US-Außenminister Pompeo hatte erklärt, dass China die Autonomie Hongkongs grundlegend untergraben habe, so dass eine bevorzugte Behandlung in Handelsfragen nicht mehr gerechtfertigt sei.

Einige Investoren befürchten, dass die Maßnahmen der USA gegen China zu einem Schlagabtausch führen könnte, der die Beziehungen zwischen den beiden größten Volkswirtschaften der Welt verstärkt belastet und das globale Wachstum weiter hemmt. Die USA hatten eine UN-Sicherheitsratssitzung über die chinesischen Pläne für ein umstrittenes Sicherheitsgesetz für Hongkong beantragt – China lehnt dies ab.

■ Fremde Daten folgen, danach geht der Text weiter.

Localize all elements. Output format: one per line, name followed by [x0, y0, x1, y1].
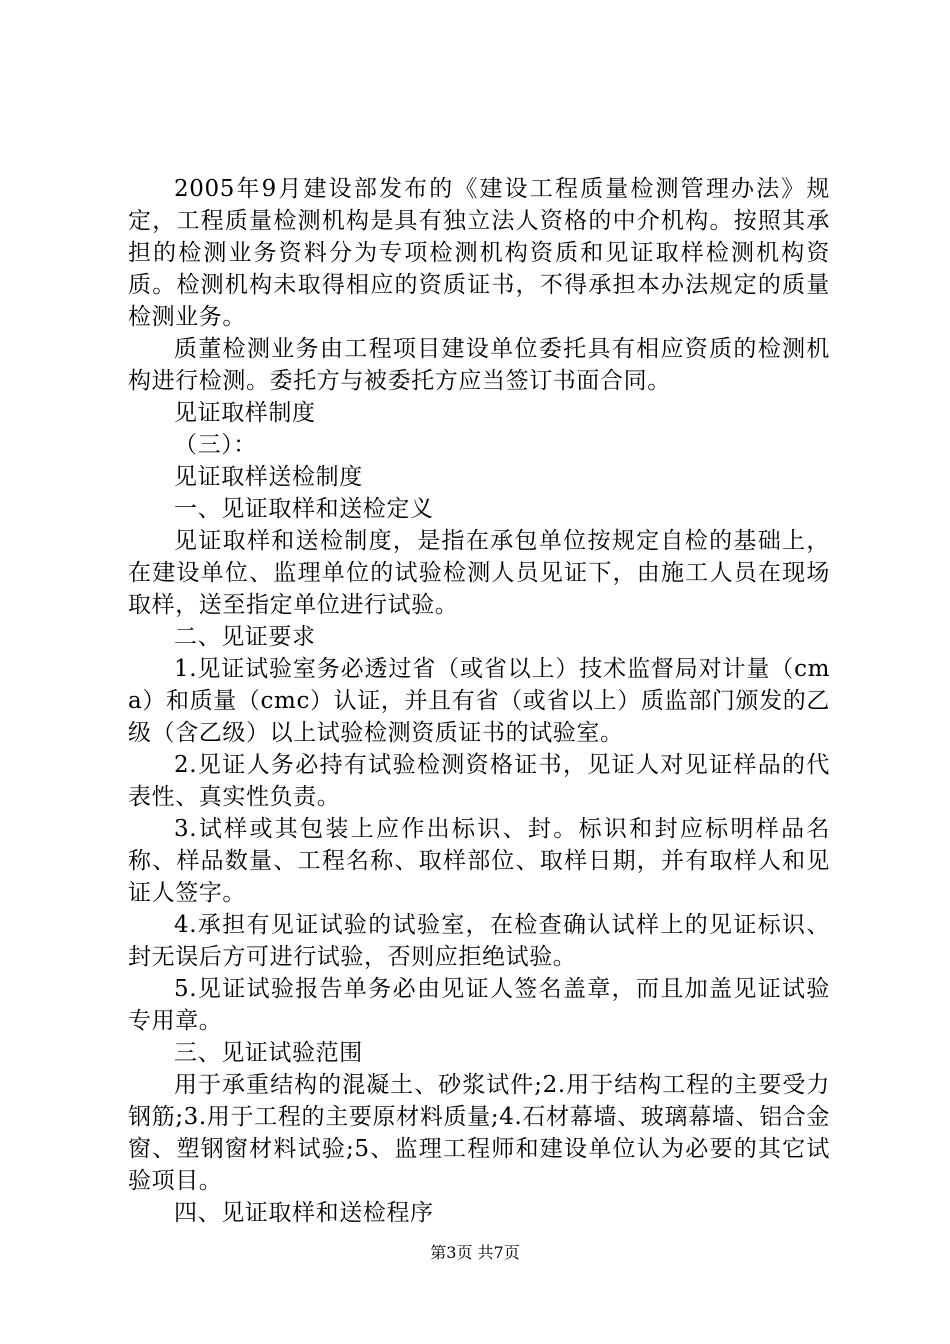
requirement-item-4: 4.承担有见证试验的试验室，在检查确认试样上的见证标识、封无误后方可进行试验，否则应拒绝试验。 — [128, 912, 830, 970]
section-heading-requirements: 二、见证要求 — [174, 624, 316, 650]
page-number-label: 第3页 共7页 — [430, 1243, 520, 1262]
heading-witness-sampling-system: 见证取样制度 — [174, 400, 316, 426]
section-heading-scope: 三、见证试验范围 — [174, 1040, 363, 1066]
section-heading-procedure: 四、见证取样和送检程序 — [174, 1200, 434, 1226]
requirement-item-1: 1.见证试验室务必透过省（或省以上）技术监督局对计量（cma）和质量（cmc）认证，并且有省（或省以上）质监部门颁发的乙级（含乙级）以上试验检测资质证书的试验室。 — [128, 656, 830, 746]
document-body — [128, 173, 830, 1229]
paragraph-scope: 用于承重结构的混凝土、砂浆试件;2.用于结构工程的主要受力钢筋;3.用于工程的主要原材料质量;4.石材幕墙、玻璃幕墙、铝合金窗、塑钢窗材料试验;5、监理工程师和建设单位认为必要的其它试验项目。 — [128, 1072, 830, 1194]
paragraph-commission: 质董检测业务由工程项目建设单位委托具有相应资质的检测机构进行检测。委托方与被委托方应当签订书面合同。 — [128, 336, 830, 394]
heading-part-three: （三）： — [174, 432, 257, 458]
requirement-item-2: 2.见证人务必持有试验检测资格证书，见证人对见证样品的代表性、真实性负责。 — [128, 752, 830, 810]
heading-witness-sampling-inspection-system: 见证取样送检制度 — [174, 464, 363, 490]
page-footer — [0, 1242, 950, 1264]
section-heading-definition: 一、见证取样和送检定义 — [174, 496, 434, 522]
requirement-item-5: 5.见证试验报告单务必由见证人签名盖章，而且加盖见证试验专用章。 — [128, 976, 830, 1034]
paragraph-intro: 2005年9月建设部发布的《建设工程质量检测管理办法》规定，工程质量检测机构是具有独立法人资格的中介机构。按照其承担的检测业务资料分为专项检测机构资质和见证取样检测机构资质。检测机构未取得相应的资质证书，不得承担本办法规定的质量检测业务。 — [128, 176, 830, 330]
requirement-item-3: 3.试样或其包装上应作出标识、封。标识和封应标明样品名称、样品数量、工程名称、取样部位、取样日期，并有取样人和见证人签字。 — [128, 816, 830, 906]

Die Börse in Tokio hat sich am Donnerstag zunächst stärker gezeigt. Der 225 Werte umfassende Nikkei-Index lag im Verlauf 2 Prozent höher bei 21.849 Punkten. Der breiter gefasste Topix-Index stieg um 1,1 Prozent und lag bei 1566 Punkten.

Die Börse in Shanghai lag 0,4 Prozent im Minus. Der Index der wichtigsten Unternehmen in Shanghai und Shenzen verlor 0,4 Prozent. Der MSCI-Index für asiatische Aktien außerhalb Japans fiel um 0,3 Prozent.

Im asiatischen Devisenhandel gewann der Dollar 0,1 Prozent auf 107,83 Yen und stagnierte bei 7,1674 Yuan. Zur Schweizer Währung notierte er kaum verändert bei 0,9681 Franken. Parallel dazu stieg der Euro um 0,1 Prozent auf 1,1012 Dollar und zog um 0,1 Prozent auf 1,0666 Franken an. Das Pfund Sterling gewann 0,1 Prozent auf 1,2259 Dollar.